When a child has a serious medical condition, it’s an extremely stressful time for everyone involved in the family. Earlier this year, I was the lead author of a study published in Pediatric Critical Care Medicine that highlighted the stress on families and the differences in how mothers and fathers cope when their child is born with a serious medical problem.
While most of the research to date has focused on maternal stress, this study emphasizes the importance of understanding the paternal experience, as well, and the need to support fathers.
Participants in the small study included mothers and fathers of children who underwent cardiac surgery for congenital heart disease (CHD) at less than 6 months of age. CHD is the most common birth defect, occurring in nine of every 1,000 births worldwide. Parents of the children took part in one-hour interviews conducted in private by a pediatric psychologist. Consistent themes related to emotional states, stress and support or lack thereof emerged.
Generally, parents felt unprepared for the emotional impact of the diagnosis on themselves, the sick child’s siblings, and the family as a whole. The highest stressors for most moms included insufficient finances, the burden of caring for a medically complex child, the unexpected impact on the family, and problems with their support network. For most fathers, the highest stress-inducers were changes to their role as parents and balancing employment responsibilities with family responsibilities.
The findings underscore the need for health-care providers to direct information and questions to both mothers and fathers, even if the mother is more often at the bedside or more vocal about the child’s care. An interaction style that doesn’t include the father may intensify feelings of helplessness. If fathers can’t be physically present, they can be included by using technology such as Skype or offering more flexibility with their schedules.

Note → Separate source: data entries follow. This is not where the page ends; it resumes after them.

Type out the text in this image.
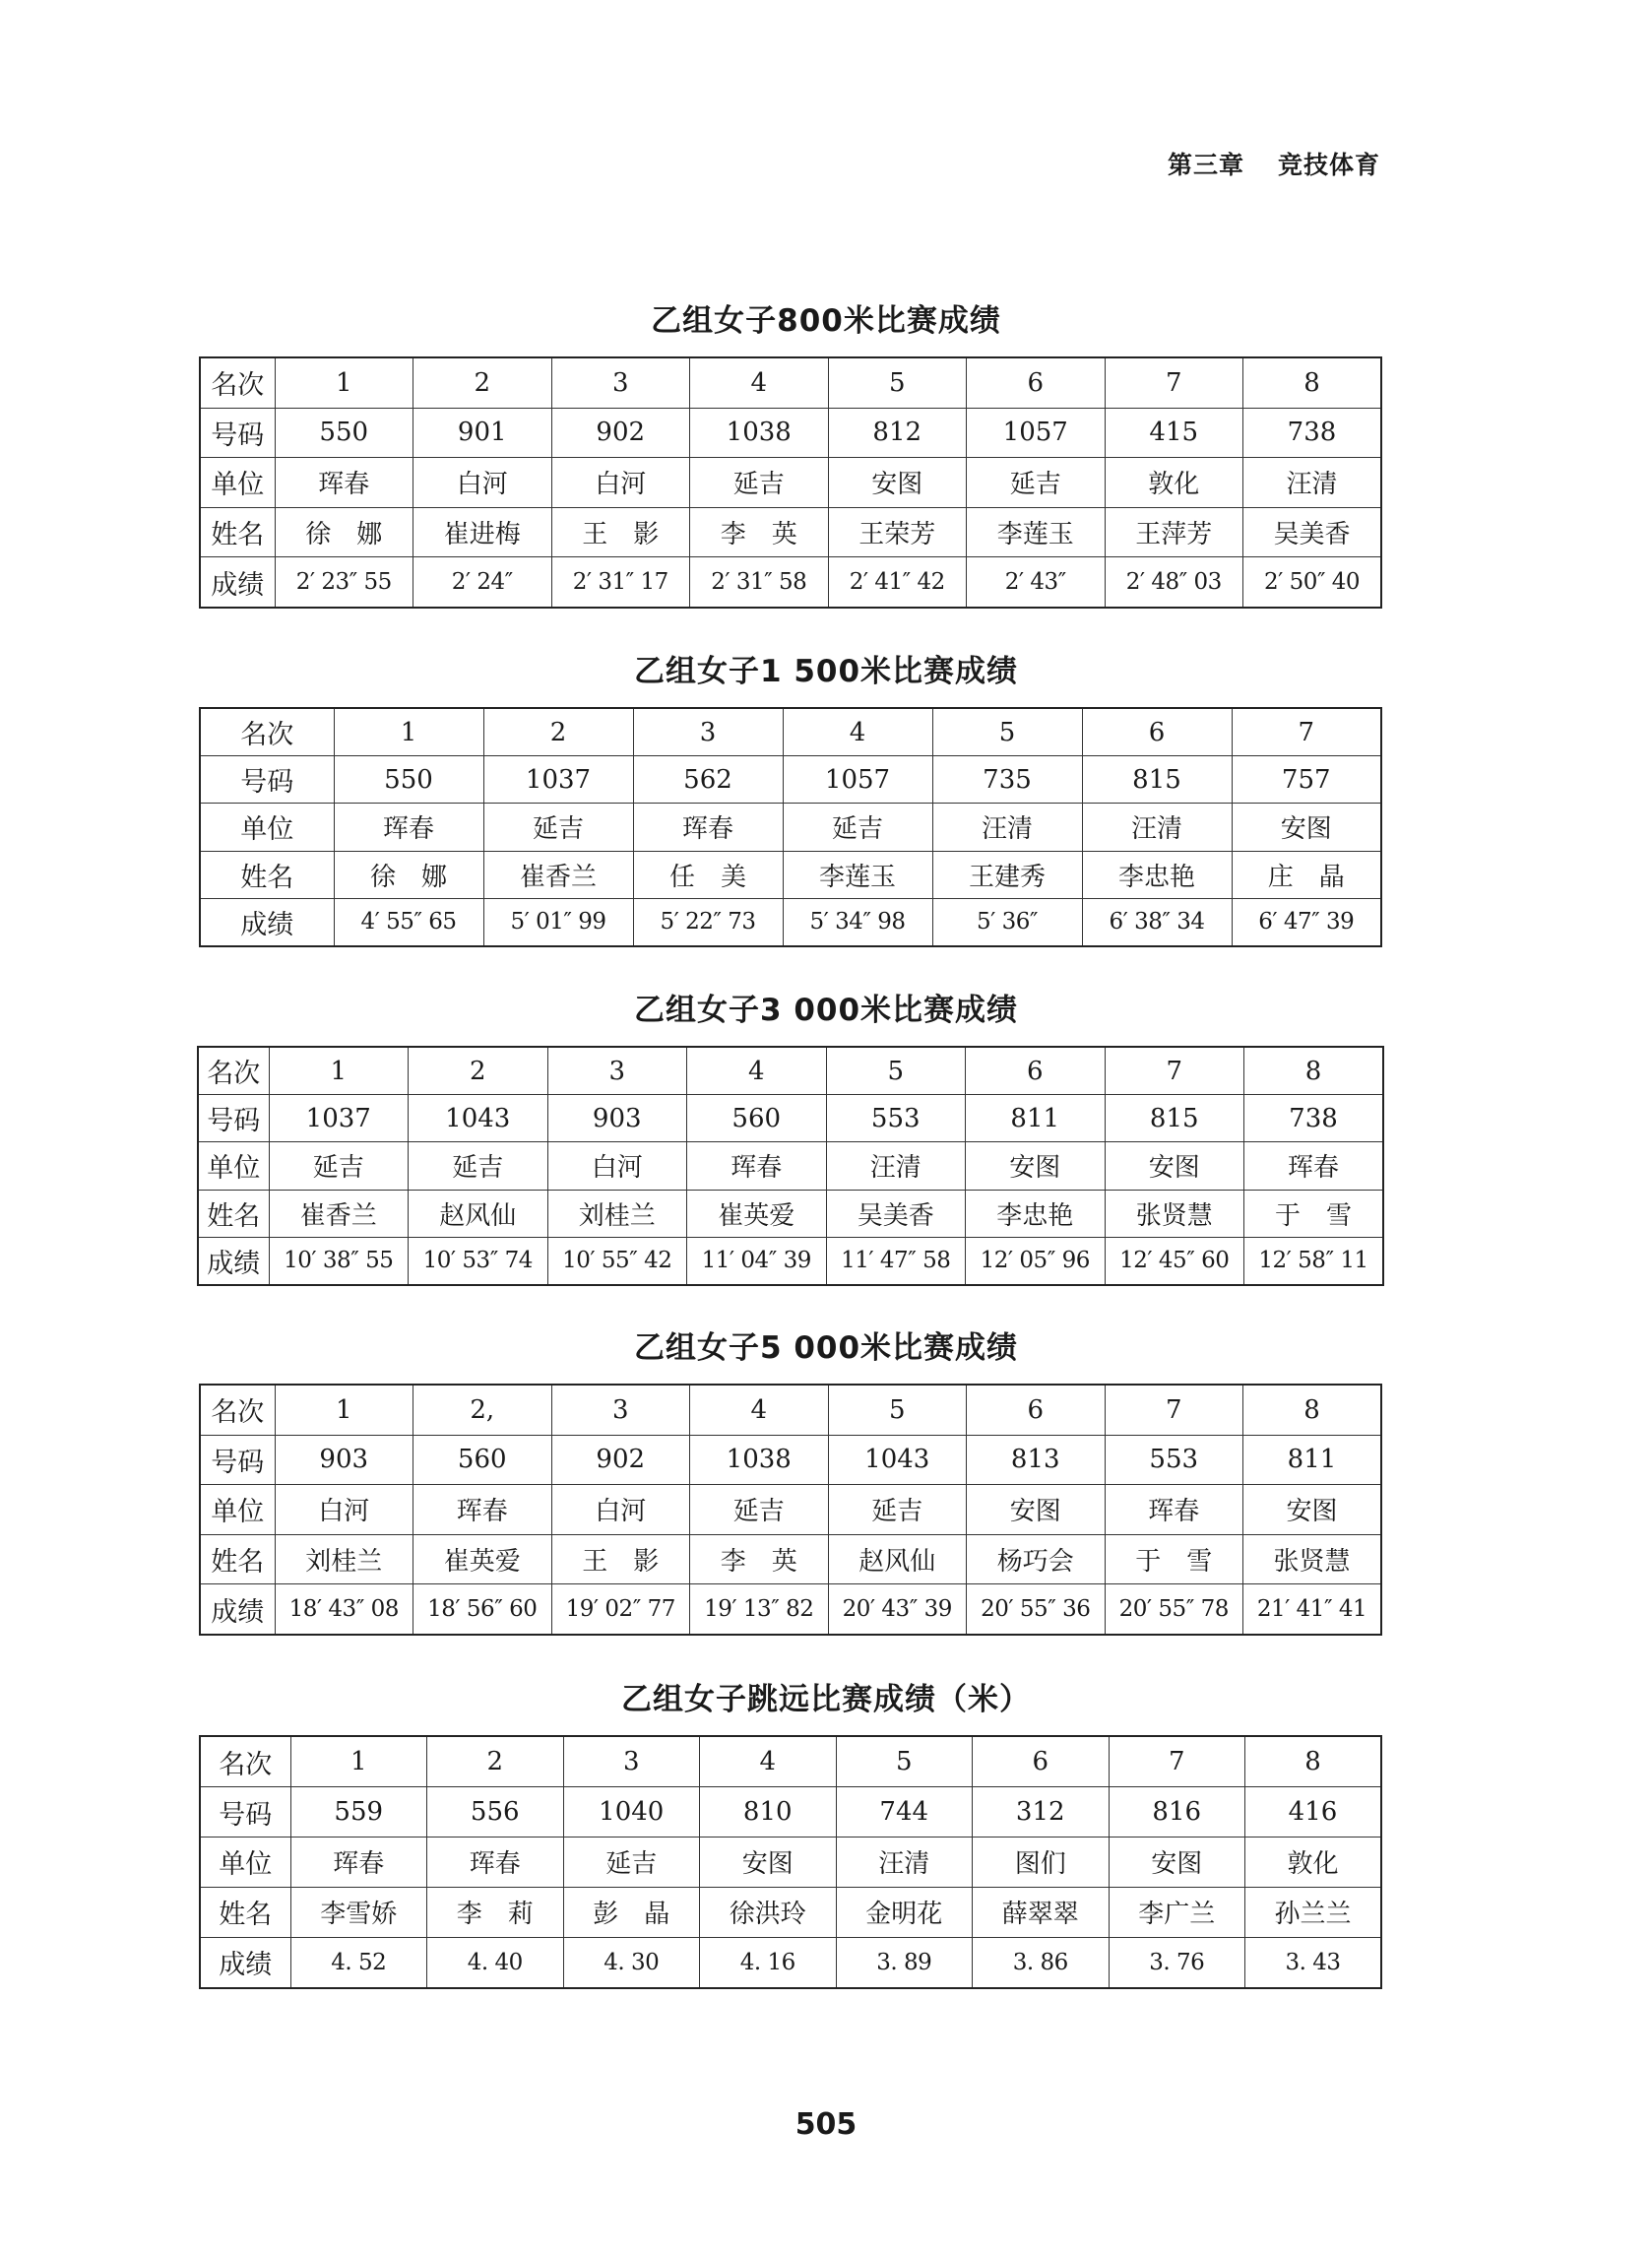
第三章 竞技体育
乙组女子800米比赛成绩
名次	1	2	3	4	5	6	7	8
号码	550	901	902	1038	812	1057	415	738
单位	珲春	白河	白河	延吉	安图	延吉	敦化	汪清
姓名	徐　娜	崔进梅	王　影	李　英	王荣芳	李莲玉	王萍芳	吴美香
成绩	2′ 23″ 55	2′ 24″	2′ 31″ 17	2′ 31″ 58	2′ 41″ 42	2′ 43″	2′ 48″ 03	2′ 50″ 40
乙组女子1 500米比赛成绩
名次	1	2	3	4	5	6	7
号码	550	1037	562	1057	735	815	757
单位	珲春	延吉	珲春	延吉	汪清	汪清	安图
姓名	徐　娜	崔香兰	任　美	李莲玉	王建秀	李忠艳	庄　晶
成绩	4′ 55″ 65	5′ 01″ 99	5′ 22″ 73	5′ 34″ 98	5′ 36″	6′ 38″ 34	6′ 47″ 39
乙组女子3 000米比赛成绩
名次	1	2	3	4	5	6	7	8
号码	1037	1043	903	560	553	811	815	738
单位	延吉	延吉	白河	珲春	汪清	安图	安图	珲春
姓名	崔香兰	赵风仙	刘桂兰	崔英爱	吴美香	李忠艳	张贤慧	于　雪
成绩	10′ 38″ 55	10′ 53″ 74	10′ 55″ 42	11′ 04″ 39	11′ 47″ 58	12′ 05″ 96	12′ 45″ 60	12′ 58″ 11
乙组女子5 000米比赛成绩
名次	1	2,	3	4	5	6	7	8
号码	903	560	902	1038	1043	813	553	811
单位	白河	珲春	白河	延吉	延吉	安图	珲春	安图
姓名	刘桂兰	崔英爱	王　影	李　英	赵风仙	杨巧会	于　雪	张贤慧
成绩	18′ 43″ 08	18′ 56″ 60	19′ 02″ 77	19′ 13″ 82	20′ 43″ 39	20′ 55″ 36	20′ 55″ 78	21′ 41″ 41
乙组女子跳远比赛成绩（米）
名次	1	2	3	4	5	6	7	8
号码	559	556	1040	810	744	312	816	416
单位	珲春	珲春	延吉	安图	汪清	图们	安图	敦化
姓名	李雪娇	李　莉	彭　晶	徐洪玲	金明花	薛翠翠	李广兰	孙兰兰
成绩	4. 52	4. 40	4. 30	4. 16	3. 89	3. 86	3. 76	3. 43
505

Jason Hafer, a father of a child with CHD, said that although he felt supported by hospital staff, he and his wife were treated differently. “It is a pretty nuanced thing, because my feelings were considered. But on more than a few occasions, I would hear something like: ‘Your role in this is to support your wife and keep things going at work.’ Many times I felt like I was ‘the information guy,’ that I had to be the one to process the data and explanations. That’s kind of my nature, so it was OK, but I also felt disoriented and worried and these things just stayed beneath the surface.”
Both the mothers and fathers of children with CHD in our study showed high rates of anxiety, depression, and post-traumatic stress. The impact can have long-term effects. Even when families learned about their child’s diagnosis in utero, they felt unprepared to face the stress they experienced from the time of diagnosis, to surgery and hospitalization, to discharge home.
Hospitals and providers can help parents prepare by informing them about what to expect across a variety of domains, including medical, developmental, and psychosocial. I am an advocate of structured family meetings with developmental and psychosocial specialists during both the prenatal and postnatal periods. Such meetings not only help prepare families, but also help us understand their beliefs and concerns and each parent’s unique needs. In addition, research has shown that formalized peer-to-peer support can help families feel more prepared and reduce feelings of isolation.
Hafer agrees that formalized peer support would have been helpful. “There were periods when [my child’s] life was very much in the balance, and the weight of that is enormous. To have somebody to talk with who had been there would have been so helpful.”
To that end, Hafer was instrumental in the start-up of Mended Little Hearts of Delaware, a local chapter of a peer-to-peer network that provides education and support for families of children with CHD. Hafer is one of only a few male chapter presidents in the United States.
“There is so much to be done in the CHD community and such a need for patient and family support,” Hafer said. “If my experience can help somebody else manage theirs, that’s a win.”
Erica Sood, Ph.D., is a pediatric psychologist at Nemours Cardiac Center, Alfred I. duPont Hospital for Children.